Angelica had been quiet for so long that the sound of her voice startled me. The fact that she could string two coherent sentences together at times and say something absolutely normal struck me as an incongruity of the highest order. After living with her for more than two weeks of baring her breasts, slicing her legs, and talking to invisible people, I had lost sight of her capabilities. Maybe her medication had started working also. I'd been so absorbed with my own child that I hadn't paid attention to Angelica. But now as I looked at her, I could see that her face was fuller, her skin smoother. The hair that had seemed so stringy before was softer looking. The most recent cuts on her legs had already started to form scabs. When she saw me staring at her, Angelica smiled.

"We'll have to find a gas station," I said.

Brad made a little noise in his throat, a slight clenching motion with his hands, his silent no. I understood his apprehension. Anything could happen in a public place. But my bladder was calling, and the thought of three women peeing in the bushes was depressing.

The sun was coming up. An old man in a pickup directed us to a convenience store attached to a gas station. We followed him to a narrow road and beeped our thanks. A mile later, we pulled in and filled up. Brad, Bethany, and Angelica got out first. Ten minutes later, when they returned, a grim-faced Brad motioned that it was Trina's and my turn. We were halfway between our car and the store when the police drove up. There were two cops, a man and a woman. Behind them, separated by a wire barrier, was a huge German shepherd. The woman eyed us as we walked past the car. I smiled; she didn't. The dog began barking when I passed, as though my scent had indicated that I was prey.

I glanced back at the Volvo. Jean's neck was craned toward the police. She was rubbing her pointer finger across her top lip, back and forth, back and forth.
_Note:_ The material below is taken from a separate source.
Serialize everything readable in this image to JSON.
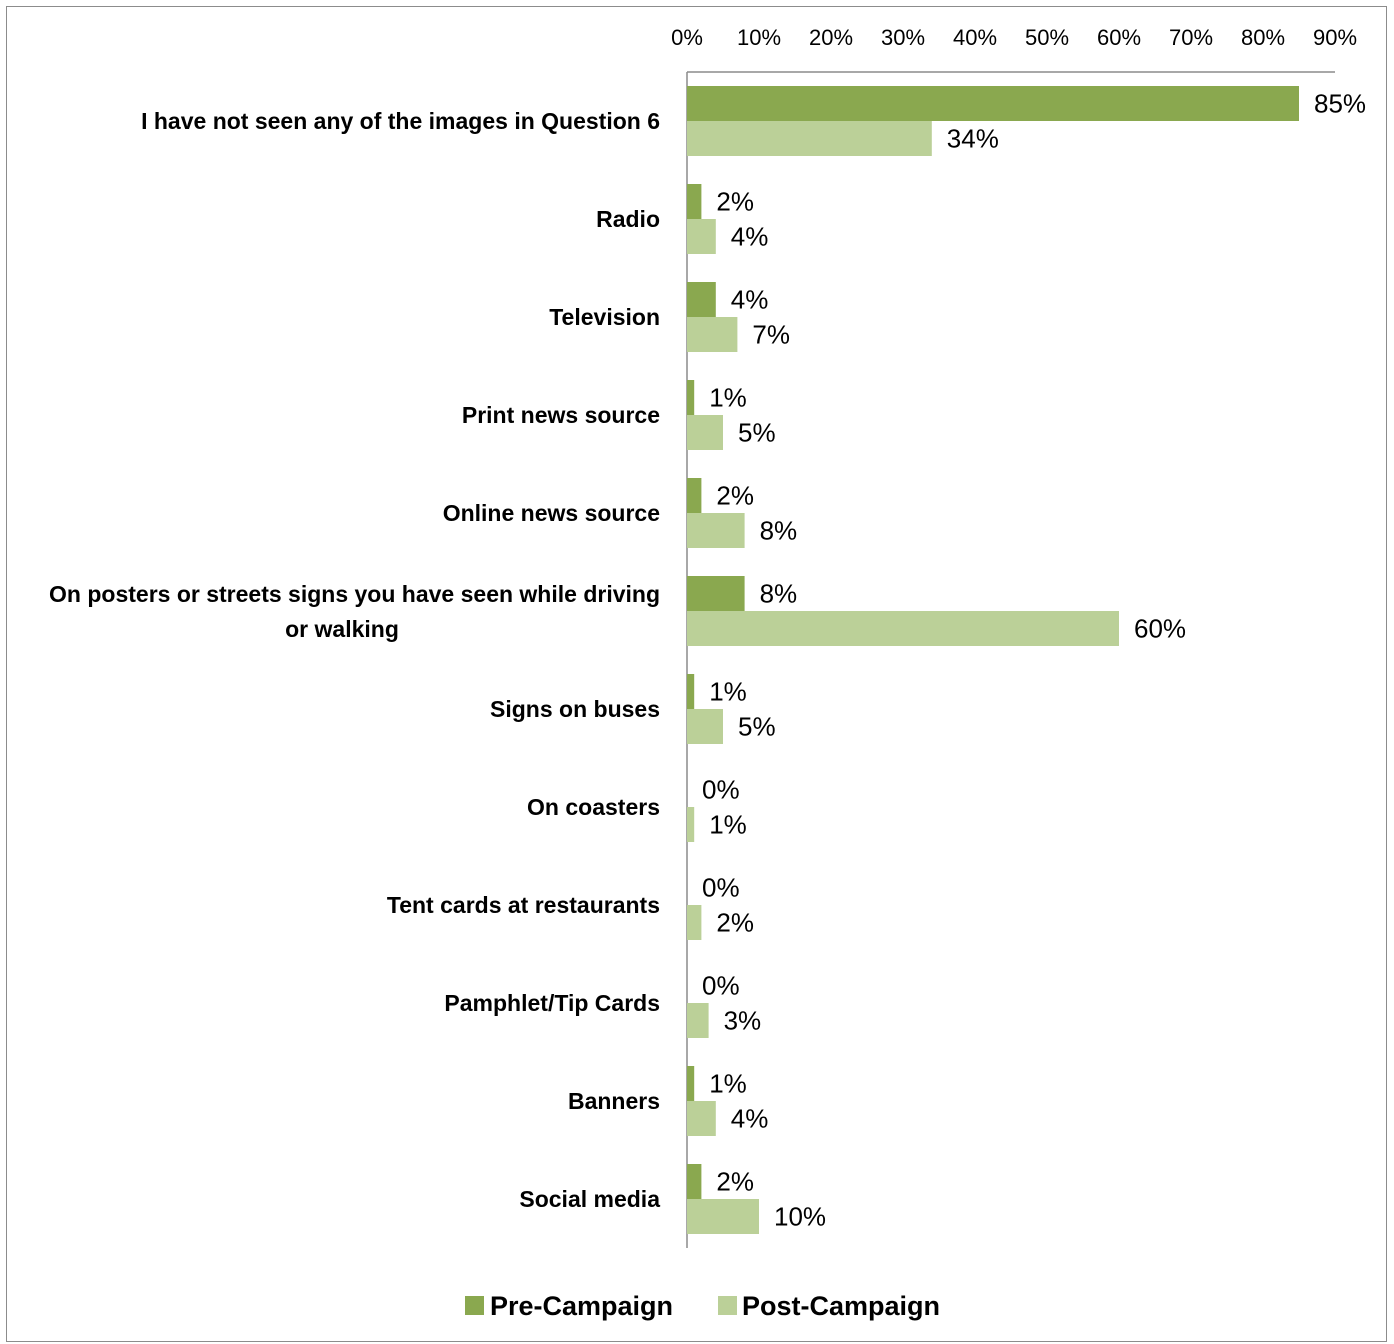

Brad waited outside while Trina and I went into the bathroom. On our way out, he bought some snacks. As we were all walking toward the door together, the cops were coming in, each wearing a holstered gun Brad and I inhaled at the same time. My breath was nose-stinging sharp. I tried not to look at Trina, who was between us.

From the car, the dog was still barking, the sound louder and angrier than before.

"Wonder what's wrong with him," the man said.

"Maybe he's hungry," Trina said. She stood still and smiled at the police.

The police looked at Trina and then at each other.

"Did you feed him?" the woman asked.

"Yeah, I fed him," the man said.

"Did you feed him poison?" Trina asked. "They try to poison me all the time."

The barking was deafening. For a moment that was all I heard.